Km is approximately equal to Kd; Km becomes measures for how much affinity there is for enzyme. So if we look at Km=K2/K1 and K1 is really big and K2 is small then the Km/Kd is small indicating high affinity and more association

Question 36

where does hexokinase live?

Answer 36

brain, red blood cells, muscles, most cells

Question 37

hexokinase has low or high affinity for glucose?

Answer 37

it has a small Km which means high affinity so hexokinase is very active at low [glucose]

Question 38

glucokinase has high or low affinity for glucose?

Answer 38

it has a higher Km meaning lower affinity for glucose which means it is less sensitive to glucose

Question 39

what is the line weaver Burk plot?

Answer 39

inverted michaelis menton equation.
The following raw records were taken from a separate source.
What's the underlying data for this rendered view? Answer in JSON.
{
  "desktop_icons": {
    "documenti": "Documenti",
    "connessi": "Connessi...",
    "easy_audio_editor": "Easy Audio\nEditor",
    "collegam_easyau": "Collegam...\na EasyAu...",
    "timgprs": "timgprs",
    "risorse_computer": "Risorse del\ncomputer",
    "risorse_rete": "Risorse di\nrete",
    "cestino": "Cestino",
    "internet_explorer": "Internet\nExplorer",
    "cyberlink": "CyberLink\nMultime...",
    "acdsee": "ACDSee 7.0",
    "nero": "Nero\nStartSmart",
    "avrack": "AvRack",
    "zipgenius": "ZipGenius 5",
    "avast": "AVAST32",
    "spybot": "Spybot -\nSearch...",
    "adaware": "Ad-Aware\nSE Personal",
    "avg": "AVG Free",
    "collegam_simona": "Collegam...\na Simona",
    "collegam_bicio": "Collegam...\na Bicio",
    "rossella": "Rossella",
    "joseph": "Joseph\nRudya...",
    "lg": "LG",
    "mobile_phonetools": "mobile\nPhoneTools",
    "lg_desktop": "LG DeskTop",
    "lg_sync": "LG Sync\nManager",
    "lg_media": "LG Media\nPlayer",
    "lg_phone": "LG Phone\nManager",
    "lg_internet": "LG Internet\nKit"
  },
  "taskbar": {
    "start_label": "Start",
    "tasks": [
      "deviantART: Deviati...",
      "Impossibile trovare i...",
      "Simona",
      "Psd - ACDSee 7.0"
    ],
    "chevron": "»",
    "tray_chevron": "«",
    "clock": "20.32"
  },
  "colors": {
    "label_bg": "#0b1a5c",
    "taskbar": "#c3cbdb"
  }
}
It can be used to determine the kinetic parameters for an enzyme (KM and Vmax) and also the mechanism of action of enzyme inhibitors

Question 40

in cells, the level of P is high or low? why is this needed to know?

Answer 40

low; we can neglect K4 and the back reaction of P to E x S

Question 41

what is P formation dependent on?

Answer 41

the rate of ES breakdown, K3

Question 42

what is K3, often referred to as?

Answer 42

turnover number or Kcatalysis or Kcat

Question 43

what is the velocity of product formation determined by?

Answer 43

v=k3[ES]

Question 44

with respect to line weaver buck transformation, define the following:

line weaver burk equation
y-intercept
x-intercept
slope

Answer 44

line weaver buck equation:
1/v=Km/Vmax(1/[S]) + 1/Vmax

y-intercept
1/vmax

x-intercept
-(1/Km)

slope
Km/Vmax

Question 45

what is the significance of the line weaver buck plot?

Answer 45

Can be used to determine the kinetic parameters for an enzyme (KM and Vmax) and also the mechanism of action of enzyme inhibitors

Question 46

Define the term catalytic rate (kcat) and turnover number (kcat-1

Answer 46

The catalytic rate is the same thing as k3. It is the rate at which an enzyme can produce product. So you can say 100 per second or 10,000 per second, etc. That is the rate. The turnover number is the number of products that are produced per unit time. That is the same thing. If an enzyme has a kcat of 10 per second, it can produce 10 product molecues per second, which is its turnover number. The -1 subscript is a typo that got in there somehow ?!?! don’t know where that came from… But even so, if you consider the inverse of kcat or the turnover number, that would give you the amount of time it takes to make 1 product molecule. So again, if kcat is 10 per second, then it takes 0.1 sec to make 1 product molecule. That is the extent of this to be covered on the exam (the definition of kcat and turnover number…not the inverse typo thingy…)

Question 47

what is the catalytic rate? define it

Answer 47

same thing as the K3; It is the rate at which an enzyme can produce product.

Question 48

what is the turnover number?

Answer 48

The turnover number is the number of products that are produced per unit time.